屋内烛火昏黄, 手中的战报被照出几分暖光。

战报上说,大晋这一番派来了很多名将,甚至, 大晋的皇后还亲自随军征战。

皇后随军,皇后——

宁月想到皇后这两个字, 脑海里就浮现出了烟令颐的面。她离开长安已经很久很久了, 久到她都有些记不得烟令颐的模样。

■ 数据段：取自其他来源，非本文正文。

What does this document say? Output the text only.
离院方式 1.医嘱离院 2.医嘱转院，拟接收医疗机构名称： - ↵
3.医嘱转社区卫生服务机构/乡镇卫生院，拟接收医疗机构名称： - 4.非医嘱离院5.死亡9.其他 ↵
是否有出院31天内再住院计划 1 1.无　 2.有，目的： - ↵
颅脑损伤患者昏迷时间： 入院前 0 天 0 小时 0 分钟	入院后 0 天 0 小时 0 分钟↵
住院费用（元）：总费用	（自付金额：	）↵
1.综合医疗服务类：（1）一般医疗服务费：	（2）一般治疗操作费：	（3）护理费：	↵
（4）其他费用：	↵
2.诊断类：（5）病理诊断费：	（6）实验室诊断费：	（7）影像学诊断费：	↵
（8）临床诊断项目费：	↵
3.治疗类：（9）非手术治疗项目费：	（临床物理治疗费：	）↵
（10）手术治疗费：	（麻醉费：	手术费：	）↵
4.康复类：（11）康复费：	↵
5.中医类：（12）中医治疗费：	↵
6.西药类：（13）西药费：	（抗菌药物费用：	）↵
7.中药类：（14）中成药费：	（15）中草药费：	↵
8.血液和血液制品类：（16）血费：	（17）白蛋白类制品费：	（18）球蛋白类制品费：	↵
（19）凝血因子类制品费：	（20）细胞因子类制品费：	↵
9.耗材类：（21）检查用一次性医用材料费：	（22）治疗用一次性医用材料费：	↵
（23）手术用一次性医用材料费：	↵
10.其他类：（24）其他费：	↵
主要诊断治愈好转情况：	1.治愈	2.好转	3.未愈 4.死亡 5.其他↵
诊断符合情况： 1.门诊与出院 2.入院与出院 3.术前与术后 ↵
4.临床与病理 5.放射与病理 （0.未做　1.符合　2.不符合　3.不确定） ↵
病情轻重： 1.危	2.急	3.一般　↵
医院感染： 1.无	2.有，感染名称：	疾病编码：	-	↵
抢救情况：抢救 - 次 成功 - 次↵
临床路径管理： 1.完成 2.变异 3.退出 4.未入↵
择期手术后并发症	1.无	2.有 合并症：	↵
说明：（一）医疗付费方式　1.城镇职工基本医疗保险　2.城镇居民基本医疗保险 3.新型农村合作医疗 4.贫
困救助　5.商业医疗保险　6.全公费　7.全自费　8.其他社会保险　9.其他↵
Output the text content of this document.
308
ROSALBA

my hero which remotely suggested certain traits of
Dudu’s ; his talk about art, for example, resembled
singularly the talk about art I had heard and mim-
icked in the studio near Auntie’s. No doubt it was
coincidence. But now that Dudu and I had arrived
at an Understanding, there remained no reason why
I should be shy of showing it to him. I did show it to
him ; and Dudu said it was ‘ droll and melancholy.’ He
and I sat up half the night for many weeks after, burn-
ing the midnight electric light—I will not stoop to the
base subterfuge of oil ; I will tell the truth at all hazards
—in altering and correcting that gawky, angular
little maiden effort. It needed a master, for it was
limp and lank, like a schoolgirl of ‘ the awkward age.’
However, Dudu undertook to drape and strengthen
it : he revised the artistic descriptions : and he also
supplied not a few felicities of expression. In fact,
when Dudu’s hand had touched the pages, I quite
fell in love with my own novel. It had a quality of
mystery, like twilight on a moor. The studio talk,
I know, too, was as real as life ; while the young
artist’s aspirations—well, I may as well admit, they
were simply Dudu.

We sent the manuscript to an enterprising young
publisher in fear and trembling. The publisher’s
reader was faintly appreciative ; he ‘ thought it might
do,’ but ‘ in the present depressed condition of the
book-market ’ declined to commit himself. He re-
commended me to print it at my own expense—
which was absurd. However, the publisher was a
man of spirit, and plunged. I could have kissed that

但她知道烟令颐的性情, 随军征战这种事情,烟令颐是干得出来的。

想到烟令颐, 她就想到很久很久很久很久之前, 久到像是上辈子的事儿, 她们在三灵山中,窗外是摇晃的枝木,飞过的翠鸟, 窗内是散发着果气的线香。

那时候烟令颐还是她的皇嫂, 她躺在皇嫂的膝盖上,皇嫂温柔的抚着她的发鬓,她沉沉的睡过去。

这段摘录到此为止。